Ruslan, who now goes by the call sign Miner, learned of the Ukrainian forces’ withdrawal from Soledar from friends as he was fighting in the forest belt north of Bakhmut, near the village of Pidhorodne.

He had a hard time putting into words the brutality of the Russian onslaught there, calling it “a nightmare.”

“Wagner group fighters were attacking us constantly; we didn’t have enough ammunition,” he said, speaking by telephone from a position in a different part of the country. His full name is being withheld for security reasons since he is still on active duty. “Not all of us survived, but we accomplished all the tasks and defended the place.”

He paused. “To be honest, it was hell,” he said.

It was the head of the mercenary group Wagner, Yevgeny Prigozhin, who released a video on Jan. 12 trumpeting the fall of Soledar — the most significant Russian territorial gain in months. He claimed he was filming his victory speech in the salt caverns.

The symbolism was potent, and contested by the Ukrainians: Officials and workers from Artemsil said the backdrop looked like a nearby gypsum mine.

Mr. Prigozhin also sought to attribute military significance to the mines, which were rumored to hold an arsenal dating to Soviet times, saying he hoped to make use of both stored weapons and the tunnel network.

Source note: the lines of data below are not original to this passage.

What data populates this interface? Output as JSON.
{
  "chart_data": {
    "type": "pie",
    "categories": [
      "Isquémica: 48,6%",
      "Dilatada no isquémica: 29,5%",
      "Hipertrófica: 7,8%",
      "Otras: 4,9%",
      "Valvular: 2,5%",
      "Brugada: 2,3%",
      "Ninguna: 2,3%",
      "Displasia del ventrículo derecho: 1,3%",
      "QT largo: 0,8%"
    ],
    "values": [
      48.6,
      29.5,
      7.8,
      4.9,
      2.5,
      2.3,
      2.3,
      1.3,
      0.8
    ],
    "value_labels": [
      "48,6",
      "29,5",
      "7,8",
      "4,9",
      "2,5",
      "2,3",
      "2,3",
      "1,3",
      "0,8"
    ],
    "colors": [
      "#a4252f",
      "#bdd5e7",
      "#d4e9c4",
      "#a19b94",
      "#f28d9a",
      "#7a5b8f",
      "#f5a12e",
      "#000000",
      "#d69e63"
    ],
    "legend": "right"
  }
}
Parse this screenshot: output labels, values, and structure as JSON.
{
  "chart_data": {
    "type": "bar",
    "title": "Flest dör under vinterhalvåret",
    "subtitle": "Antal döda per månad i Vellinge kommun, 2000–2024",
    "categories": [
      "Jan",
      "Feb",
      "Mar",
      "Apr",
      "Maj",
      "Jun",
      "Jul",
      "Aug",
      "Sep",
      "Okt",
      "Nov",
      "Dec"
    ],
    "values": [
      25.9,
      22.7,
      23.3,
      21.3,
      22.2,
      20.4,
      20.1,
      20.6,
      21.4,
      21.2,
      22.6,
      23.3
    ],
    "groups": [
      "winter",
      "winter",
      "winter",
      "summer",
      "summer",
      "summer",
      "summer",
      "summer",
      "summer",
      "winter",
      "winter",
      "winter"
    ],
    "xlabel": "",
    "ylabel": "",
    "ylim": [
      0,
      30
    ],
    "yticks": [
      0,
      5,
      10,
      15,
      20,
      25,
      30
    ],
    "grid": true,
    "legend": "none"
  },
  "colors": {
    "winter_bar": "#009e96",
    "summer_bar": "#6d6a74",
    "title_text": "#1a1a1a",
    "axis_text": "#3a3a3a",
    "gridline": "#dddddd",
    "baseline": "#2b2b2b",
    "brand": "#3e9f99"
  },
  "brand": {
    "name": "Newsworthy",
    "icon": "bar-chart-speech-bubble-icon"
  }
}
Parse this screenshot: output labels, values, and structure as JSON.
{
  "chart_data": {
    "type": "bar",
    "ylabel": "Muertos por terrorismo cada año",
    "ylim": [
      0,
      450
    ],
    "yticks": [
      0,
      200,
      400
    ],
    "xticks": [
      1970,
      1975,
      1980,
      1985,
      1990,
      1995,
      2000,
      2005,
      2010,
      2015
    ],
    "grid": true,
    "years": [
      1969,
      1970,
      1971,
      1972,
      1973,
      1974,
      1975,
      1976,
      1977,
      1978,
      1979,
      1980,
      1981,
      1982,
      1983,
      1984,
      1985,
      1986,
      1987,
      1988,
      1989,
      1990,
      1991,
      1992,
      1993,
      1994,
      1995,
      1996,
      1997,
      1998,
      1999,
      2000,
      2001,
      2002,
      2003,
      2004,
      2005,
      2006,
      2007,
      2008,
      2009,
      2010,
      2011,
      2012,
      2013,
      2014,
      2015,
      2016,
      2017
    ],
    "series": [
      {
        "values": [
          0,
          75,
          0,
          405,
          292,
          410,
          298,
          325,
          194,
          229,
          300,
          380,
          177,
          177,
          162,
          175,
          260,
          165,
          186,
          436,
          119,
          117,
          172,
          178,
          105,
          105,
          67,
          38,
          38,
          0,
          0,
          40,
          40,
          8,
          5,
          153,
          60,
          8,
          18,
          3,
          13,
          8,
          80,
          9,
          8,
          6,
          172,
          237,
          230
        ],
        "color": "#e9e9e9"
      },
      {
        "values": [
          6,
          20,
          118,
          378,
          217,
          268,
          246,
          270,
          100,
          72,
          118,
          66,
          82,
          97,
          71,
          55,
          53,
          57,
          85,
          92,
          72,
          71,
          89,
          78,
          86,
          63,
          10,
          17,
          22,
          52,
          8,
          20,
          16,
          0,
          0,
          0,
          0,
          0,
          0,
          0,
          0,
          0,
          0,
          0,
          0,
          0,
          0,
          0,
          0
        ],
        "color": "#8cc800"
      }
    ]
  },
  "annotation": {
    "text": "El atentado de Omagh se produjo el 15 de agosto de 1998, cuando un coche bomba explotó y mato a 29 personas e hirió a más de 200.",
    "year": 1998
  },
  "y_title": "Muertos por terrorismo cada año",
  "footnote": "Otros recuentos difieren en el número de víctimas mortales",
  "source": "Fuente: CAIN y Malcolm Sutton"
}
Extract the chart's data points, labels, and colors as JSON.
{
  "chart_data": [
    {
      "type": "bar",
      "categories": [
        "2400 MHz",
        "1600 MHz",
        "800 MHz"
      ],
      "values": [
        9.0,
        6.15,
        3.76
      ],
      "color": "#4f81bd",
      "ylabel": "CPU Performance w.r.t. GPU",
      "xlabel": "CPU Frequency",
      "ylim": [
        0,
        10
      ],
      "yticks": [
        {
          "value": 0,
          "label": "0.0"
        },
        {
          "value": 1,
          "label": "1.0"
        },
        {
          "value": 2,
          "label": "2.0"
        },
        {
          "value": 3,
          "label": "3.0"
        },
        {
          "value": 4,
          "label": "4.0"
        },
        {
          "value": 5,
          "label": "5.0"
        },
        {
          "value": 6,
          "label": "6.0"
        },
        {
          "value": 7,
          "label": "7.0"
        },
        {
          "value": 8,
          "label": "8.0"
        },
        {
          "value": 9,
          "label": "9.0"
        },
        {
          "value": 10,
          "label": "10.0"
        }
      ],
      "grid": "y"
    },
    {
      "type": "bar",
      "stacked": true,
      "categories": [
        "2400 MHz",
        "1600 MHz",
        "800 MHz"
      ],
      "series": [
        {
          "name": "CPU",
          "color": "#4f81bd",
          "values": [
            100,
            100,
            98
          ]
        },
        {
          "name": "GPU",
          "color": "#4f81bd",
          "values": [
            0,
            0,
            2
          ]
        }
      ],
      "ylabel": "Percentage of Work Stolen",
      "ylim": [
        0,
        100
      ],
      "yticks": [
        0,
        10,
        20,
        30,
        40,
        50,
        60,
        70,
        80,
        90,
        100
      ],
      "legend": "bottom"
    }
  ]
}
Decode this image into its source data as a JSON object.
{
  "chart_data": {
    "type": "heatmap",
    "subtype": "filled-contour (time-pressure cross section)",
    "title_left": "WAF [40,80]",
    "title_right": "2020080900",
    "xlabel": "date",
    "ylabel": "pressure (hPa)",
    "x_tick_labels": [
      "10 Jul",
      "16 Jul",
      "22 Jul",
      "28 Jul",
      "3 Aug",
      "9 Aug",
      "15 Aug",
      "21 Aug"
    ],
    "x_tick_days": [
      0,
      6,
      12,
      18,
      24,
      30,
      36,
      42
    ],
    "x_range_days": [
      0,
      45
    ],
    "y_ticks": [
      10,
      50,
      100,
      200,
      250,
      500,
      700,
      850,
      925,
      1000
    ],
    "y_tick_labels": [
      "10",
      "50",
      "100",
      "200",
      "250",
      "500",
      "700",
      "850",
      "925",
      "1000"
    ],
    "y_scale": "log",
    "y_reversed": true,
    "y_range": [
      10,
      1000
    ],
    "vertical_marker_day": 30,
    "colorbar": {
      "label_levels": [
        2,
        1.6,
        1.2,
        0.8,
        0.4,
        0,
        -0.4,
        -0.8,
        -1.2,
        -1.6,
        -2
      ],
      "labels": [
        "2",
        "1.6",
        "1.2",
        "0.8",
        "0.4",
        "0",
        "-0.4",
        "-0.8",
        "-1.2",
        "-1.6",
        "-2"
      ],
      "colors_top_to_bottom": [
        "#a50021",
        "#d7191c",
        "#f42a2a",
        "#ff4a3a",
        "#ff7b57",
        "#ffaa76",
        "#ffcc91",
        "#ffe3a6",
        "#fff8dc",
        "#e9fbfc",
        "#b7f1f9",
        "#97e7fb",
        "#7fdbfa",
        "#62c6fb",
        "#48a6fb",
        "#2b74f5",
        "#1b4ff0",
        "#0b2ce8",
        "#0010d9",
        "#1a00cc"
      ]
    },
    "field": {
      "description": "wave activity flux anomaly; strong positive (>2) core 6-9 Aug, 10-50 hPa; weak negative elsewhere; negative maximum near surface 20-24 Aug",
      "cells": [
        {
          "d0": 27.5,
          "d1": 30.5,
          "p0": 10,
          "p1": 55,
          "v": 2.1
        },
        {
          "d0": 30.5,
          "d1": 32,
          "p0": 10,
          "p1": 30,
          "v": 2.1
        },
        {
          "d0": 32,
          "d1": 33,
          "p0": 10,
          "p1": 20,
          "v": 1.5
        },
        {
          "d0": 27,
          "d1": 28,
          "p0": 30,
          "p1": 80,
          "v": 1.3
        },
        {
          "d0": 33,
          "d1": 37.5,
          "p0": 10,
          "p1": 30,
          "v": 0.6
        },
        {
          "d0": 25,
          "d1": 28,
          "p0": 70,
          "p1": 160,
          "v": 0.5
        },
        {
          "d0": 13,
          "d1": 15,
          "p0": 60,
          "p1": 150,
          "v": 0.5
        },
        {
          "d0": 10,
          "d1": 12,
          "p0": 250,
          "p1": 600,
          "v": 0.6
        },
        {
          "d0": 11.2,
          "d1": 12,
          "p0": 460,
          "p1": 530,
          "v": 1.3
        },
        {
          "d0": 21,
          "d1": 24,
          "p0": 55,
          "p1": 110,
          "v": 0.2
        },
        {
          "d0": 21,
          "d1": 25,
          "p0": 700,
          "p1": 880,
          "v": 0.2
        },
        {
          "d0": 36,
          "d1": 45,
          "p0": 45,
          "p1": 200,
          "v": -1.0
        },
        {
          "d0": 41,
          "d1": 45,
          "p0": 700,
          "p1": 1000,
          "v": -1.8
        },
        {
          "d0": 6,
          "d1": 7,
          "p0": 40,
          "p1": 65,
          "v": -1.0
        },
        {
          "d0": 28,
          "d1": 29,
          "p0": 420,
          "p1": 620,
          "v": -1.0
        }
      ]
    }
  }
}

The British military intelligence agency said Ukrainian and Russian officials were likely to be concerned about how the other side could use the vast network of tunnels to their advantage.

“Both sides are likely concerned that they could be used for infiltration behind their lines,” it said in a statement.

Ukrainian officials declined to comment on any potential weapons cache. But Viktoria Skrypnyk, the chief geologist for Artemsil, said when Soledar fell that the use of the mines for military purposes was unlikely: The shafts are too deep and narrow to easily move military equipment in and out.

Ruslan — who once guided tours through the caverns — said that he had not communicated with anyone in Soledar since the Russians arrived, because there was no one left.

The handful of civilians who remained, he said, were either too old to move or had looked forward to the Russian arrival because they supported Moscow. Any others, he said, had probably been killed.

Ruslan’s wife, son and daughter were evacuated from Soledar before the Russians came, and the family does not know when it will return. Some of his friends have given up on the thought of going home, building new lives in new towns.

“I cannot let it go,” Ruslan said. “I know that we will win it back, we’ll come back there after the victory, we’ll restore everything and will live on.”

In the meantime, he said, his family holds onto a single bag of salt from Soledar, saving it for holidays and the day they can go home again.

Anna Lukinova contributed reporting.